I watch “House,” like all the shows I watch, the novels I read, the films I watch, for the characters, the struggles and drama of their lives, their interaction with one another.

From the fist moment I watched the show, I thought, Greg House is Sherlock Holmes with a medical degree—a true anti-social, drug-addicted, music-playing, genius operating at a level that leaves mere mortals breathless and bewildered.

Like a fully functioning adult trying to get extremely important tasks completed with a team of impaired children, House lives in a state of perpetual frustration—add to it the physical pain Holmes never had and you have one unpleasant SOB.

Physician heal thyself? I’m not sure he would if he could, but he can’t. None of us can. We have our part to play in the healing process, sure (I’m not advocating passivity), but it’s in letting love in, letting fear and unforgiveness go—things House is unwilling to do.

Like Holmes, House needs constant challenges for his magnificent mind—puzzles, conundrums, mysteries. So much so, that he plays mind games with the lesser planets orbiting the enormous gravitational pull of his imploding star.

Unlike Holmes, who rarely interacted with anyone beyond Watson, House, who avoids patients as much as possible, is forced to work with a team, answer to an administrator, and interact with a friend, which is what makes the show work so well.

Like Paul Weston of “In Treatment,” House is a wounded healer, but unlike Weston, House, who’s in constant pain—and not just from the nerve damage in his leg—inflicts a lot of pain on others. Even those he heals. And unlike Weston, House takes no joy in healing, just hungers for the next mystery to apply his mind to.
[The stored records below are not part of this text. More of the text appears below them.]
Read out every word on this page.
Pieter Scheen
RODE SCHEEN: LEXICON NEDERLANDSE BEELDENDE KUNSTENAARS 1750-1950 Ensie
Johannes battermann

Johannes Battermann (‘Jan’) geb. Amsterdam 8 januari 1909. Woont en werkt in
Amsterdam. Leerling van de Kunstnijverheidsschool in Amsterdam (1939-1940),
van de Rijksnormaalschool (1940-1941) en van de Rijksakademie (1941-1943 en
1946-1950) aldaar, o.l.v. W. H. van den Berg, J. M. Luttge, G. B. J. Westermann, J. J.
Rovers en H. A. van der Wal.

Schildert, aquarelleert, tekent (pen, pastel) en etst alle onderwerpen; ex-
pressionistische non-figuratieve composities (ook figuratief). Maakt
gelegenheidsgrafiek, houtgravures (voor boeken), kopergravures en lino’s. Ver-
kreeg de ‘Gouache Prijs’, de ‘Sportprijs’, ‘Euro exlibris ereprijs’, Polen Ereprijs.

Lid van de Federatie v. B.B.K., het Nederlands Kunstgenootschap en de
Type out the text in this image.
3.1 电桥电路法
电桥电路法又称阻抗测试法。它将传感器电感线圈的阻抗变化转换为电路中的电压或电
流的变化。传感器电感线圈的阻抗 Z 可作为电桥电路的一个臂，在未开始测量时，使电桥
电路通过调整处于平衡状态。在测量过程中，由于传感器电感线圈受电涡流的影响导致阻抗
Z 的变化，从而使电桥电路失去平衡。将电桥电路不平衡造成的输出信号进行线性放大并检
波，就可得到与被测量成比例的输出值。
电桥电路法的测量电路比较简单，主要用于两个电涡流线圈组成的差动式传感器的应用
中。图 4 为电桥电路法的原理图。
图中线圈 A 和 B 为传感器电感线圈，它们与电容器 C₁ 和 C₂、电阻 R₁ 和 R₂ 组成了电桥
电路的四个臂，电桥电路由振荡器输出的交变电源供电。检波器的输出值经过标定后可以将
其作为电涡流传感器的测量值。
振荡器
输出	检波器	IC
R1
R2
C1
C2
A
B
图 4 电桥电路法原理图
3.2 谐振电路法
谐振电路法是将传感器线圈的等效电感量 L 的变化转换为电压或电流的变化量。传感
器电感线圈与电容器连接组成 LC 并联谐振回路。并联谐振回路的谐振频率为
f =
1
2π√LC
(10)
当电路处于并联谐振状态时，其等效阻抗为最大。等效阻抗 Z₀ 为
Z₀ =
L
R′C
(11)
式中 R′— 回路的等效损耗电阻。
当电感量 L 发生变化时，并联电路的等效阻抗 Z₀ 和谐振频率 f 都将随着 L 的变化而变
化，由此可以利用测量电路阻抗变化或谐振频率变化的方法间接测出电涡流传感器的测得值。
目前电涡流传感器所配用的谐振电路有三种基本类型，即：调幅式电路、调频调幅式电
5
Like Irene Adler was to Holmes, Sela Ward’s Stacy Warner will always be for House The Woman. Now that she’s come and gone and come and gone again, House, who never really had even the remotest chance for happiness, is a miserable, broken, mean misanthrope—the most interesting one in the history of TV.

Like House, we’re all in pain. Maybe ours is more intermittent, more manageable, but it’s there—even when we’re too distracted to notice it very much. We have the existential pain of mortality if nothing else (though usually there’s plenty else—including the pain of others our compassion makes us heir to). Even in those rare, perfect moments of our lives when all is right with the world and we are as perfectly happy as we can be, its edges are tinged with the certainty that it can’t last, that the moment will too soon be gone—and so will we. But instead of popping vicodin, we can watch House do it, share in his suffering, share some of our own. That’s the power of story. Stories heal. That’s why for viewers, the House of pain can also be a place of healing.